Defoliation-Induced Stress in Nodules of White Clover

Abstract

Changes in key nodule proteins following defoliation of white clover plants were assessed by measurements of enzyme activities and by use of antibodies to specific nodule proteins. Defoliation caused major declines in protein and leghaemoglobin levels and in the activities of invertase, sucrose synthase, UDP glucose pyrophosphorylase, aspartate amino transferase, glutamine synthetase, phosphoenolpyruvate carboxylase, and malate dehydrogenase. In continuously defoliated plants the activities of these nodule enzymes continued to decline throughout the course of the 17 d experiment. In plants defoliated once and then allowed to regrow new leaves, nodule enzyme activities declined for 7 to 10 d before increasing again to control levels by the end of the experiment. In this single defoliation/recovery treatment only the activities of PEP carboxylase and glutamine synthetase declined to a greater extent than the general decline in protein content. Alcohol dehydrogenase, increased in specific activity following a single defoliation and only declined in nodules of continuously defoliated plants. Amino peptidase activity declined in concert with other enzyme activities described above.

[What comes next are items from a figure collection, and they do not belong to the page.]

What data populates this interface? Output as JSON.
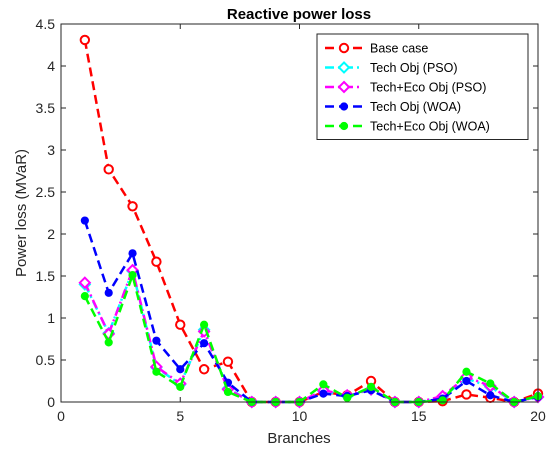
{
  "chart_data": {
    "type": "line",
    "title": "Reactive power loss",
    "xlabel": "Branches",
    "ylabel": "Power loss (MVaR)",
    "xlim": [
      0,
      20
    ],
    "ylim": [
      0,
      4.5
    ],
    "xticks": [
      "0",
      "5",
      "10",
      "15",
      "20"
    ],
    "yticks": [
      "0",
      "0.5",
      "1",
      "1.5",
      "2",
      "2.5",
      "3",
      "3.5",
      "4",
      "4.5"
    ],
    "grid": false,
    "legend_position": "top-right",
    "x": [
      1,
      2,
      3,
      4,
      5,
      6,
      7,
      8,
      9,
      10,
      11,
      12,
      13,
      14,
      15,
      16,
      17,
      18,
      19,
      20
    ],
    "series": [
      {
        "name": "Base case",
        "color": "#ff0000",
        "marker": "circle-open",
        "line": "dashed",
        "values": [
          4.31,
          2.77,
          2.33,
          1.67,
          0.92,
          0.39,
          0.48,
          0.0,
          0.0,
          0.0,
          0.12,
          0.08,
          0.25,
          0.0,
          0.0,
          0.01,
          0.09,
          0.05,
          0.0,
          0.1
        ]
      },
      {
        "name": "Tech Obj (PSO)",
        "color": "#00ffff",
        "marker": "diamond-open",
        "line": "dash-dot",
        "values": [
          1.4,
          0.82,
          1.56,
          0.41,
          0.21,
          0.86,
          0.16,
          0.0,
          0.0,
          0.0,
          0.13,
          0.07,
          0.15,
          0.0,
          0.0,
          0.06,
          0.28,
          0.18,
          0.0,
          0.06
        ]
      },
      {
        "name": "Tech+Eco Obj (PSO)",
        "color": "#ff00ff",
        "marker": "diamond-open",
        "line": "dash-dot",
        "values": [
          1.42,
          0.81,
          1.57,
          0.42,
          0.22,
          0.84,
          0.15,
          0.0,
          0.0,
          0.0,
          0.14,
          0.08,
          0.15,
          0.0,
          0.0,
          0.07,
          0.3,
          0.19,
          0.0,
          0.06
        ]
      },
      {
        "name": "Tech Obj (WOA)",
        "color": "#0000ff",
        "marker": "circle-filled",
        "line": "dashed",
        "values": [
          2.16,
          1.3,
          1.77,
          0.73,
          0.39,
          0.7,
          0.23,
          0.0,
          0.0,
          0.0,
          0.1,
          0.07,
          0.14,
          0.0,
          0.0,
          0.04,
          0.25,
          0.08,
          0.0,
          0.06
        ]
      },
      {
        "name": "Tech+Eco Obj (WOA)",
        "color": "#00ff00",
        "marker": "circle-filled",
        "line": "dashed",
        "values": [
          1.26,
          0.71,
          1.51,
          0.36,
          0.18,
          0.92,
          0.12,
          0.0,
          0.0,
          0.0,
          0.21,
          0.05,
          0.18,
          0.0,
          0.0,
          0.02,
          0.36,
          0.22,
          0.0,
          0.07
        ]
      }
    ]
  }
}
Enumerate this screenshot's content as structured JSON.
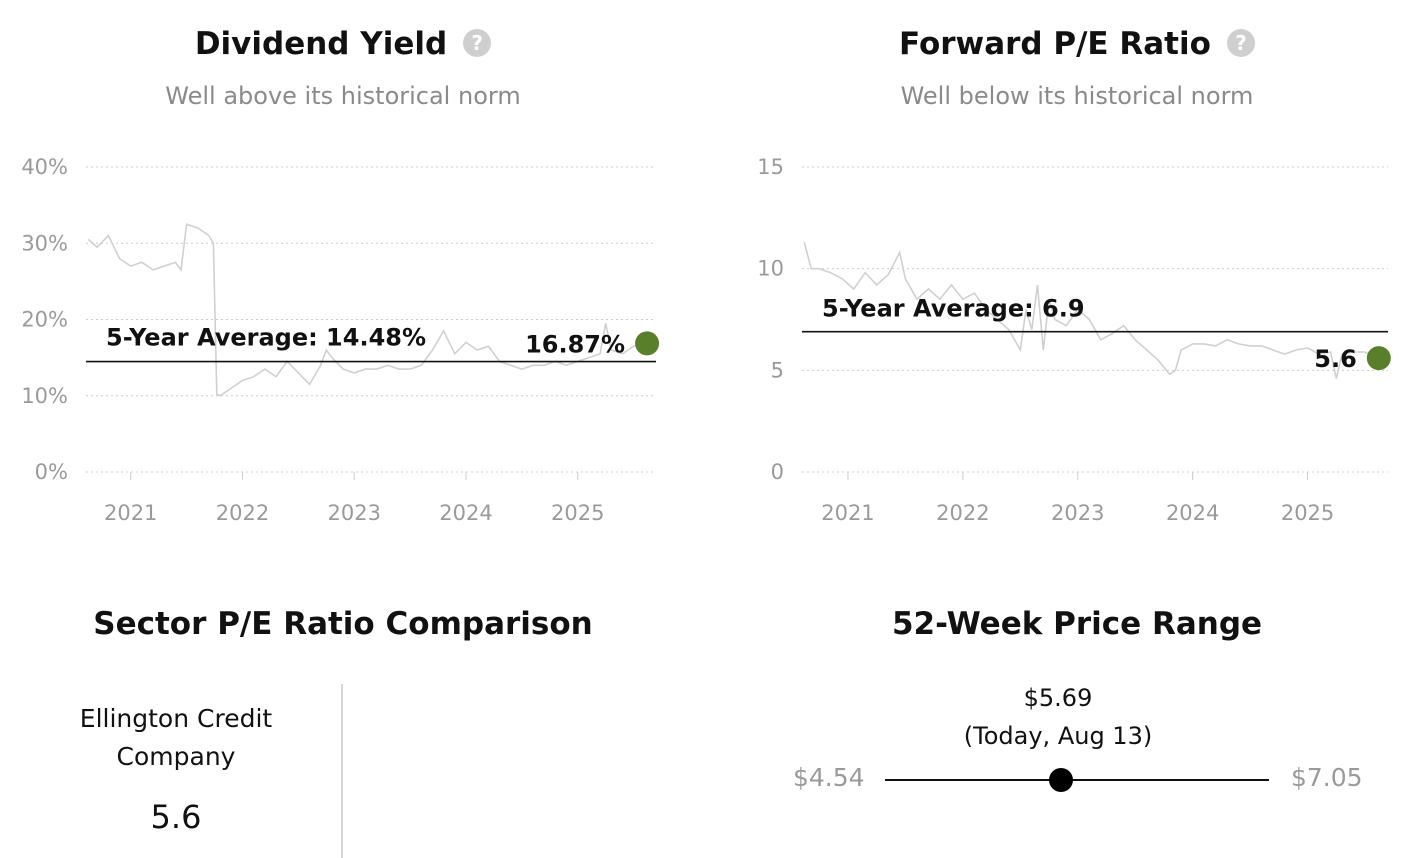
{
  "dividend_yield": {
    "title": "Dividend Yield",
    "subtitle": "Well above its historical norm",
    "help_icon": "question-circle-icon"
  },
  "forward_pe": {
    "title": "Forward P/E Ratio",
    "subtitle": "Well below its historical norm",
    "help_icon": "question-circle-icon"
  },
  "sector_pe": {
    "title": "Sector P/E Ratio Comparison",
    "company_name": "Ellington Credit Company",
    "company_value": "5.6"
  },
  "price_range": {
    "title": "52-Week Price Range",
    "current_price": "$5.69",
    "current_label": "(Today, Aug 13)",
    "low": "$4.54",
    "high": "$7.05",
    "low_value": 4.54,
    "high_value": 7.05,
    "current_value": 5.69
  },
  "colors": {
    "accent_green": "#5a7f2b",
    "series_gray": "#d0d0d0",
    "grid_gray": "#cccccc",
    "muted_text": "#9a9a9a"
  },
  "chart_data": [
    {
      "type": "line",
      "title": "Dividend Yield",
      "xlabel": "",
      "ylabel": "",
      "y_tick_labels": [
        "0%",
        "10%",
        "20%",
        "30%",
        "40%"
      ],
      "ylim": [
        0,
        40
      ],
      "x_tick_labels": [
        "2021",
        "2022",
        "2023",
        "2024",
        "2025"
      ],
      "xlim": [
        2020.6,
        2025.7
      ],
      "grid": true,
      "average": {
        "label": "5-Year Average: 14.48%",
        "value": 14.48
      },
      "current": {
        "label": "16.87%",
        "value": 16.87,
        "x": 2025.62
      },
      "series": [
        {
          "x": [
            2020.62,
            2020.7,
            2020.8,
            2020.9,
            2021.0,
            2021.1,
            2021.2,
            2021.3,
            2021.4,
            2021.45,
            2021.5,
            2021.6,
            2021.7,
            2021.74,
            2021.77,
            2021.8,
            2021.9,
            2022.0,
            2022.1,
            2022.2,
            2022.3,
            2022.4,
            2022.5,
            2022.6,
            2022.7,
            2022.75,
            2022.8,
            2022.9,
            2023.0,
            2023.1,
            2023.2,
            2023.3,
            2023.4,
            2023.5,
            2023.6,
            2023.7,
            2023.8,
            2023.9,
            2024.0,
            2024.1,
            2024.2,
            2024.3,
            2024.4,
            2024.5,
            2024.6,
            2024.7,
            2024.8,
            2024.9,
            2025.0,
            2025.1,
            2025.2,
            2025.25,
            2025.3,
            2025.4,
            2025.5,
            2025.6
          ],
          "values": [
            30.5,
            29.5,
            31,
            28,
            27,
            27.5,
            26.5,
            27,
            27.5,
            26.5,
            32.5,
            32,
            31,
            30,
            10.2,
            10,
            11,
            12,
            12.5,
            13.5,
            12.5,
            14.5,
            13,
            11.5,
            14,
            16,
            15,
            13.5,
            13,
            13.5,
            13.5,
            14,
            13.5,
            13.5,
            14,
            16,
            18.5,
            15.5,
            17,
            16,
            16.5,
            14.5,
            14,
            13.5,
            14,
            14,
            14.5,
            14,
            14.5,
            15,
            15.5,
            19.5,
            16,
            15.5,
            16.5,
            16.8
          ]
        }
      ]
    },
    {
      "type": "line",
      "title": "Forward P/E Ratio",
      "xlabel": "",
      "ylabel": "",
      "y_tick_labels": [
        "0",
        "5",
        "10",
        "15"
      ],
      "ylim": [
        0,
        15
      ],
      "x_tick_labels": [
        "2021",
        "2022",
        "2023",
        "2024",
        "2025"
      ],
      "xlim": [
        2020.6,
        2025.7
      ],
      "grid": true,
      "average": {
        "label": "5-Year Average: 6.9",
        "value": 6.9
      },
      "current": {
        "label": "5.6",
        "value": 5.6,
        "x": 2025.62
      },
      "series": [
        {
          "x": [
            2020.62,
            2020.68,
            2020.75,
            2020.85,
            2020.95,
            2021.05,
            2021.15,
            2021.25,
            2021.35,
            2021.45,
            2021.5,
            2021.6,
            2021.7,
            2021.8,
            2021.9,
            2022.0,
            2022.1,
            2022.2,
            2022.3,
            2022.4,
            2022.5,
            2022.55,
            2022.6,
            2022.65,
            2022.7,
            2022.75,
            2022.8,
            2022.9,
            2023.0,
            2023.1,
            2023.2,
            2023.3,
            2023.4,
            2023.5,
            2023.6,
            2023.7,
            2023.8,
            2023.85,
            2023.9,
            2024.0,
            2024.1,
            2024.2,
            2024.3,
            2024.4,
            2024.5,
            2024.6,
            2024.7,
            2024.8,
            2024.9,
            2025.0,
            2025.1,
            2025.2,
            2025.25,
            2025.3,
            2025.4,
            2025.5,
            2025.6
          ],
          "values": [
            11.3,
            10,
            10,
            9.8,
            9.5,
            9,
            9.8,
            9.2,
            9.7,
            10.8,
            9.5,
            8.5,
            9,
            8.5,
            9.2,
            8.5,
            8.8,
            8,
            7.5,
            7,
            6,
            8,
            7,
            9.2,
            6,
            8.5,
            7.5,
            7.2,
            8,
            7.5,
            6.5,
            6.8,
            7.2,
            6.5,
            6,
            5.5,
            4.8,
            5,
            6,
            6.3,
            6.3,
            6.2,
            6.5,
            6.3,
            6.2,
            6.2,
            6,
            5.8,
            6,
            6.1,
            5.8,
            5.9,
            4.6,
            5.8,
            5.9,
            5.9,
            5.6
          ]
        }
      ]
    }
  ]
}
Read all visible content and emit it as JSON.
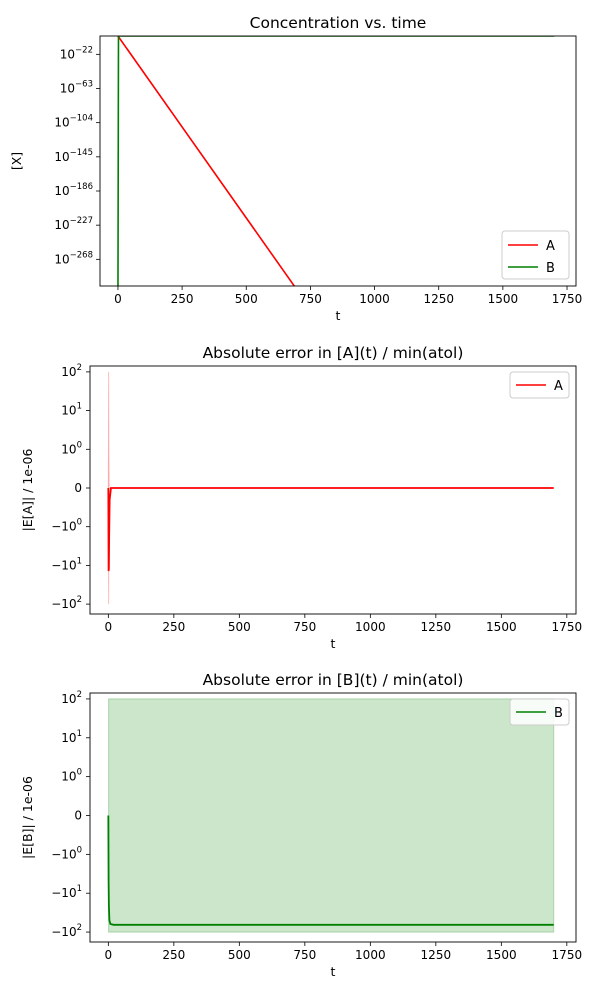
{
  "figure": {
    "background": "#ffffff"
  },
  "chart_data": [
    {
      "type": "line",
      "title": "Concentration vs. time",
      "xlabel": "t",
      "ylabel": "[X]",
      "yscale": "log",
      "xlim": [
        -70,
        1785
      ],
      "ylim_exponent": [
        -300,
        0
      ],
      "xticks": [
        0,
        250,
        500,
        750,
        1000,
        1250,
        1500,
        1750
      ],
      "yticks": [
        {
          "base": "10",
          "exp": "−22",
          "value_exp": -22
        },
        {
          "base": "10",
          "exp": "−63",
          "value_exp": -63
        },
        {
          "base": "10",
          "exp": "−104",
          "value_exp": -104
        },
        {
          "base": "10",
          "exp": "−145",
          "value_exp": -145
        },
        {
          "base": "10",
          "exp": "−186",
          "value_exp": -186
        },
        {
          "base": "10",
          "exp": "−227",
          "value_exp": -227
        },
        {
          "base": "10",
          "exp": "−268",
          "value_exp": -268
        }
      ],
      "legend": {
        "placement": "lower-right"
      },
      "grid": false,
      "series": [
        {
          "name": "A",
          "color": "#ff0000",
          "x": [
            0,
            710,
            1700
          ],
          "y_log10": [
            0,
            -310,
            -310
          ]
        },
        {
          "name": "B",
          "color": "#008000",
          "x": [
            0,
            2,
            1700
          ],
          "y_log10": [
            -310,
            0,
            0
          ]
        }
      ]
    },
    {
      "type": "line",
      "title": "Absolute error in [A](t) / min(atol)",
      "xlabel": "t",
      "ylabel": "|E[A]| /  1e-06",
      "yscale": "symlog",
      "xlim": [
        -70,
        1785
      ],
      "xticks": [
        0,
        250,
        500,
        750,
        1000,
        1250,
        1500,
        1750
      ],
      "yticks": [
        {
          "label": "10",
          "exp": "2",
          "value": 100
        },
        {
          "label": "10",
          "exp": "1",
          "value": 10
        },
        {
          "label": "10",
          "exp": "0",
          "value": 1
        },
        {
          "label": "0",
          "exp": "",
          "value": 0
        },
        {
          "label": "−10",
          "exp": "0",
          "value": -1
        },
        {
          "label": "−10",
          "exp": "1",
          "value": -10
        },
        {
          "label": "−10",
          "exp": "2",
          "value": -100
        }
      ],
      "legend": {
        "placement": "upper-right"
      },
      "grid": false,
      "series": [
        {
          "name": "A",
          "color": "#ff0000",
          "x": [
            0,
            1,
            2,
            3,
            5,
            10,
            1700
          ],
          "y": [
            0,
            -14,
            -12,
            -2,
            -0.3,
            0,
            0
          ],
          "band": {
            "color": "#ff0000",
            "opacity": 0.2,
            "x": [
              0,
              1,
              2,
              3,
              1700
            ],
            "upper": [
              0,
              100,
              1,
              0,
              0
            ],
            "lower": [
              0,
              -100,
              -1,
              0,
              0
            ]
          }
        }
      ]
    },
    {
      "type": "line",
      "title": "Absolute error in [B](t) / min(atol)",
      "xlabel": "t",
      "ylabel": "|E[B]| /  1e-06",
      "yscale": "symlog",
      "xlim": [
        -70,
        1785
      ],
      "xticks": [
        0,
        250,
        500,
        750,
        1000,
        1250,
        1500,
        1750
      ],
      "yticks": [
        {
          "label": "10",
          "exp": "2",
          "value": 100
        },
        {
          "label": "10",
          "exp": "1",
          "value": 10
        },
        {
          "label": "10",
          "exp": "0",
          "value": 1
        },
        {
          "label": "0",
          "exp": "",
          "value": 0
        },
        {
          "label": "−10",
          "exp": "0",
          "value": -1
        },
        {
          "label": "−10",
          "exp": "1",
          "value": -10
        },
        {
          "label": "−10",
          "exp": "2",
          "value": -100
        }
      ],
      "legend": {
        "placement": "upper-right"
      },
      "grid": false,
      "series": [
        {
          "name": "B",
          "color": "#008000",
          "x": [
            0,
            1,
            2,
            4,
            8,
            20,
            1700
          ],
          "y": [
            0,
            -5,
            -20,
            -50,
            -62,
            -65,
            -65
          ],
          "band": {
            "color": "#008000",
            "opacity": 0.2,
            "x": [
              1,
              1700
            ],
            "upper": [
              100,
              100
            ],
            "lower": [
              -100,
              -100
            ]
          }
        }
      ]
    }
  ]
}
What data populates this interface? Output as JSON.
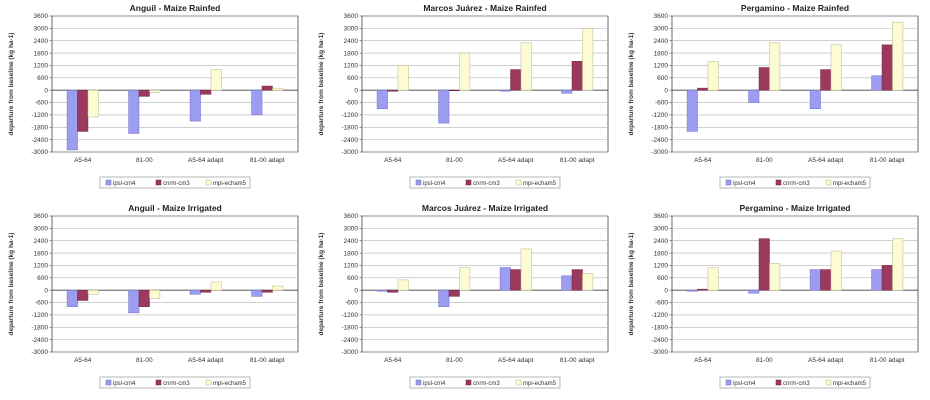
{
  "colors": {
    "series": [
      "#9c9cf0",
      "#9b3a5e",
      "#fdfbd2"
    ],
    "series_stroke": [
      "#6f6fc8",
      "#6e2240",
      "#b9b48c"
    ],
    "grid": "#b5b5b5",
    "axis": "#444444"
  },
  "chart_data": [
    {
      "type": "bar",
      "title": "Anguil - Maize Rainfed",
      "ylabel": "departure from baseline (kg ha-1)",
      "ylim": [
        -3000,
        3600
      ],
      "yticks": [
        -3000,
        -2400,
        -1800,
        -1200,
        -600,
        0,
        600,
        1200,
        1800,
        2400,
        3000,
        3600
      ],
      "grid": true,
      "legend_position": "bottom",
      "categories": [
        "A5-64",
        "81-00",
        "A5-64 adapt",
        "81-00 adapt"
      ],
      "series": [
        {
          "name": "ipsl-cm4",
          "values": [
            -2900,
            -2100,
            -1500,
            -1200
          ]
        },
        {
          "name": "cnrm-cm3",
          "values": [
            -2000,
            -300,
            -200,
            200
          ]
        },
        {
          "name": "mpi-echam5",
          "values": [
            -1300,
            -100,
            1000,
            100
          ]
        }
      ]
    },
    {
      "type": "bar",
      "title": "Marcos Juárez - Maize Rainfed",
      "ylabel": "departure from baseline (kg ha-1)",
      "ylim": [
        -3000,
        3600
      ],
      "yticks": [
        -3000,
        -2400,
        -1800,
        -1200,
        -600,
        0,
        600,
        1200,
        1800,
        2400,
        3000,
        3600
      ],
      "grid": true,
      "legend_position": "bottom",
      "categories": [
        "A5-64",
        "81-00",
        "A5-64 adapt",
        "81-00 adapt"
      ],
      "series": [
        {
          "name": "ipsl-cm4",
          "values": [
            -900,
            -1600,
            -50,
            -150
          ]
        },
        {
          "name": "cnrm-cm3",
          "values": [
            -50,
            0,
            1000,
            1400
          ]
        },
        {
          "name": "mpi-echam5",
          "values": [
            1200,
            1800,
            2300,
            3000
          ]
        }
      ]
    },
    {
      "type": "bar",
      "title": "Pergamino - Maize Rainfed",
      "ylabel": "departure from baseline (kg ha-1)",
      "ylim": [
        -3000,
        3600
      ],
      "yticks": [
        -3000,
        -2400,
        -1800,
        -1200,
        -600,
        0,
        600,
        1200,
        1800,
        2400,
        3000,
        3600
      ],
      "grid": true,
      "legend_position": "bottom",
      "categories": [
        "A5-64",
        "81-00",
        "A5-64 adapt",
        "81-00 adapt"
      ],
      "series": [
        {
          "name": "ipsl-cm4",
          "values": [
            -2000,
            -600,
            -900,
            700
          ]
        },
        {
          "name": "cnrm-cm3",
          "values": [
            100,
            1100,
            1000,
            2200
          ]
        },
        {
          "name": "mpi-echam5",
          "values": [
            1400,
            2300,
            2200,
            3300
          ]
        }
      ]
    },
    {
      "type": "bar",
      "title": "Anguil - Maize Irrigated",
      "ylabel": "departure from baseline (kg ha-1)",
      "ylim": [
        -3000,
        3600
      ],
      "yticks": [
        -3000,
        -2400,
        -1800,
        -1200,
        -600,
        0,
        600,
        1200,
        1800,
        2400,
        3000,
        3600
      ],
      "grid": true,
      "legend_position": "bottom",
      "categories": [
        "A5-64",
        "81-00",
        "A5-64 adapt",
        "81-00 adapt"
      ],
      "series": [
        {
          "name": "ipsl-cm4",
          "values": [
            -800,
            -1100,
            -200,
            -300
          ]
        },
        {
          "name": "cnrm-cm3",
          "values": [
            -500,
            -800,
            -100,
            -100
          ]
        },
        {
          "name": "mpi-echam5",
          "values": [
            -200,
            -400,
            400,
            200
          ]
        }
      ]
    },
    {
      "type": "bar",
      "title": "Marcos Juárez - Maize Irrigated",
      "ylabel": "departure from baseline (kg ha-1)",
      "ylim": [
        -3000,
        3600
      ],
      "yticks": [
        -3000,
        -2400,
        -1800,
        -1200,
        -600,
        0,
        600,
        1200,
        1800,
        2400,
        3000,
        3600
      ],
      "grid": true,
      "legend_position": "bottom",
      "categories": [
        "A5-64",
        "81-00",
        "A5-64 adapt",
        "81-00 adapt"
      ],
      "series": [
        {
          "name": "ipsl-cm4",
          "values": [
            -50,
            -800,
            1100,
            700
          ]
        },
        {
          "name": "cnrm-cm3",
          "values": [
            -100,
            -300,
            1000,
            1000
          ]
        },
        {
          "name": "mpi-echam5",
          "values": [
            500,
            1100,
            2000,
            800
          ]
        }
      ]
    },
    {
      "type": "bar",
      "title": "Pergamino - Maize Irrigated",
      "ylabel": "departure from baseline (kg ha-1)",
      "ylim": [
        -3000,
        3600
      ],
      "yticks": [
        -3000,
        -2400,
        -1800,
        -1200,
        -600,
        0,
        600,
        1200,
        1800,
        2400,
        3000,
        3600
      ],
      "grid": true,
      "legend_position": "bottom",
      "categories": [
        "A5-64",
        "81-00",
        "A5-64 adapt",
        "81-00 adapt"
      ],
      "series": [
        {
          "name": "ipsl-cm4",
          "values": [
            -50,
            -150,
            1000,
            1000
          ]
        },
        {
          "name": "cnrm-cm3",
          "values": [
            50,
            2500,
            1000,
            1200
          ]
        },
        {
          "name": "mpi-echam5",
          "values": [
            1100,
            1300,
            1900,
            2500
          ]
        }
      ]
    }
  ]
}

Endopeptidase activity, in contrast, increased significantly after 4 d following either a single or continuous defoliation. In the plants allowed to regrow new leaves endopeptidase activity declined to control levels again, whereas in plants continuously defoliated the activity rose 5-fold. However, endopeptidase increased only after significant declines in protein and other enzyme activities had already occurred. Western immunoblotting confirmed that the declines in glutamine synthetase activity and leghaemoglobin levels were due to the disappearance of antigen. Declines in nitrogenase components I and II indicated that bacteroid proteins were affected by defoliation over the same time-scale as host plant encoded proteins. As new leaves grew and nodule N₂ fixation was reestablished, these specific nodule proteins were again detectable by immunoblotting.